New Charges Added to the Twitter Hack Case

The original request was submitted “without prejudice, ” allowing the government to file new charges still. That’s precisely what happened. Instead of the original two charges, the U.S. government brought the number to seven in their latest indictment. These charges include acting as an agent for a foreign government without notice to the attorney general; conspiracy to commit wire fraud; wire fraud; money laundering; destruction, alteration, or falsification of records in federal investigations; aiding and abetting; and criminal forfeiture.

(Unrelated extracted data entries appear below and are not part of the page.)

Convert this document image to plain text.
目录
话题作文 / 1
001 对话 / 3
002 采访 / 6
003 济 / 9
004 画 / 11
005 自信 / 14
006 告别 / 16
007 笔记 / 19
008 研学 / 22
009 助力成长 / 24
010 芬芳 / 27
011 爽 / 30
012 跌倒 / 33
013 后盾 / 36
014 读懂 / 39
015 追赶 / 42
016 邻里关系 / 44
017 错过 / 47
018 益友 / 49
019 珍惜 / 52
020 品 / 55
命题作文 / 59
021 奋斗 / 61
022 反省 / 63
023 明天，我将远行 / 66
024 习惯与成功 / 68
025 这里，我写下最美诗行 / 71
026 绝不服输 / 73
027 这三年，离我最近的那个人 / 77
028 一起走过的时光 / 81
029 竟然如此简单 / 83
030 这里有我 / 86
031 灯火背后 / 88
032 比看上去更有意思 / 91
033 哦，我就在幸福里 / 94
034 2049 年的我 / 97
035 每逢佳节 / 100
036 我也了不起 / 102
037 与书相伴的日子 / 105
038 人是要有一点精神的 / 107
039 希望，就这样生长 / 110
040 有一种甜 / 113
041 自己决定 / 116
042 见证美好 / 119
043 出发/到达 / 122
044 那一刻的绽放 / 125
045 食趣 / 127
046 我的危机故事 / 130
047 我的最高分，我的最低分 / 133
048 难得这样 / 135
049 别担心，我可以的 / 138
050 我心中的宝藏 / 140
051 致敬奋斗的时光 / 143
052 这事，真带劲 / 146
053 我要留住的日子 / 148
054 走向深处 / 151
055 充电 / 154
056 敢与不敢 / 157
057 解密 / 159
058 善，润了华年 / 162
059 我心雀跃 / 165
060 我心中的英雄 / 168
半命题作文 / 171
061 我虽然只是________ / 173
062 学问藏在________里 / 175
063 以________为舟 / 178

The new complaint adds on to the original factual accusations. It also provides more details on the large number of accounts compromised. According to the complaint, Abouammo and Alzabarah accessed a multitude of accounts, ranging from journalists, celebrities, and other organizations well within the public eye. 

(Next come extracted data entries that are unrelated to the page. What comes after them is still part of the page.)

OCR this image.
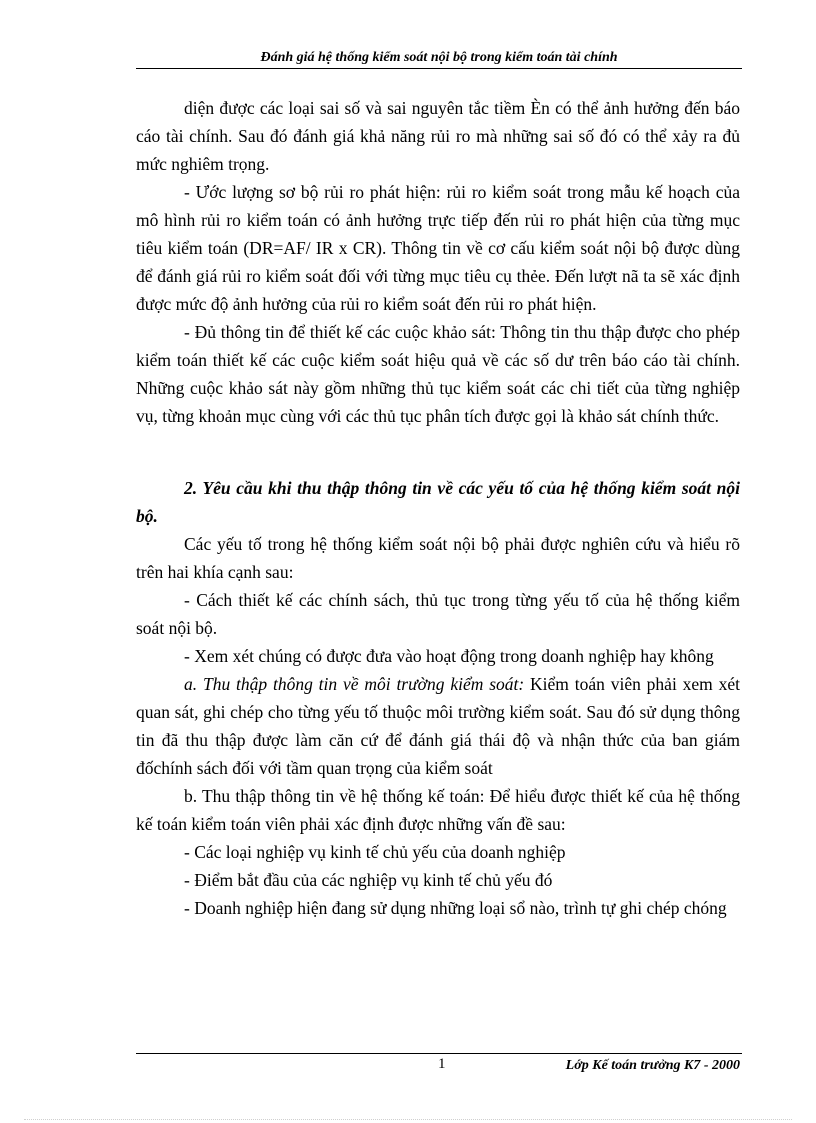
Đánh giá hệ thống kiểm soát nội bộ trong kiểm toán tài chính

diện được các loại sai số và sai nguyên tắc tiềm Èn có thể ảnh hưởng đến báo cáo tài chính. Sau đó đánh giá khả năng rủi ro mà những sai số đó có thể xảy ra đủ mức nghiêm trọng.

- Ước lượng sơ bộ rủi ro phát hiện: rủi ro kiểm soát trong mẫu kế hoạch của mô hình rủi ro kiểm toán có ảnh hưởng trực tiếp đến rủi ro phát hiện của từng mục tiêu kiểm toán (DR=AF/ IR x CR). Thông tin về cơ cấu kiểm soát nội bộ được dùng để đánh giá rủi ro kiểm soát đối với từng mục tiêu cụ thẻe. Đến lượt nã ta sẽ xác định được mức độ ảnh hưởng của rủi ro kiểm soát đến rủi ro phát hiện.

- Đủ thông tin để thiết kế các cuộc khảo sát: Thông tin thu thập được cho phép kiểm toán thiết kế các cuộc kiểm soát hiệu quả về các số dư trên báo cáo tài chính. Những cuộc khảo sát này gồm những thủ tục kiểm soát các chi tiết của từng nghiệp vụ, từng khoản mục cùng với các thủ tục phân tích được gọi là khảo sát chính thức.

2. Yêu cầu khi thu thập thông tin về các yếu tố của hệ thống kiểm soát nội bộ.

Các yếu tố trong hệ thống kiểm soát nội bộ phải được nghiên cứu và hiểu rõ trên hai khía cạnh sau:

- Cách thiết kế các chính sách, thủ tục trong từng yếu tố của hệ thống kiểm soát nội bộ.

- Xem xét chúng có được đưa vào hoạt động trong doanh nghiệp hay không

a. Thu thập thông tin về môi trường kiểm soát: Kiểm toán viên phải xem xét quan sát, ghi chép cho từng yếu tố thuộc môi trường kiểm soát. Sau đó sử dụng thông tin đã thu thập được làm căn cứ để đánh giá thái độ và nhận thức của ban giám đốchính sách đối với tầm quan trọng của kiểm soát

b. Thu thập thông tin về hệ thống kế toán: Để hiểu được thiết kế của hệ thống kế toán kiểm toán viên phải xác định được những vấn đề sau:

- Các loại nghiệp vụ kinh tế chủ yếu của doanh nghiệp

- Điểm bắt đầu của các nghiệp vụ kinh tế chủ yếu đó

- Doanh nghiệp hiện đang sử dụng những loại sổ nào, trình tự ghi chép chóng

1	Lớp Kế toán trưởng K7 - 2000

The indictment also accuses the Saudi officials of transferring Abouammo $200,000 via wire transfer to a Lebanese bank, in addition to a watch valued at around $20,000. The FBI also accuses the former employee of lying during their recent interview, not disclosing the watch, and turning in a falsified and backdated receipt from Saudi officials. He told the FBI the payment was for media consulting services. 

Twitter’s Cybersecurity Under the Microscope with recent Hacks

The news comes at a time when Twitter’s security is also under scrutiny. In mid-July, hackers managed to get into some of the most prominent accounts on the service. From former President Barack Obama to rapper Kanye West, the hack proved that even verified users were not safe from the sort of intrusion in the Saudi case. Not unlike Abouammo and  Alzabarah’s inside knowledge, Twitter went on to announce that its own employee tools were used in the hack. It is clear that the social media platform isn’t entirely secure—don’t count on the service itself to protect your information.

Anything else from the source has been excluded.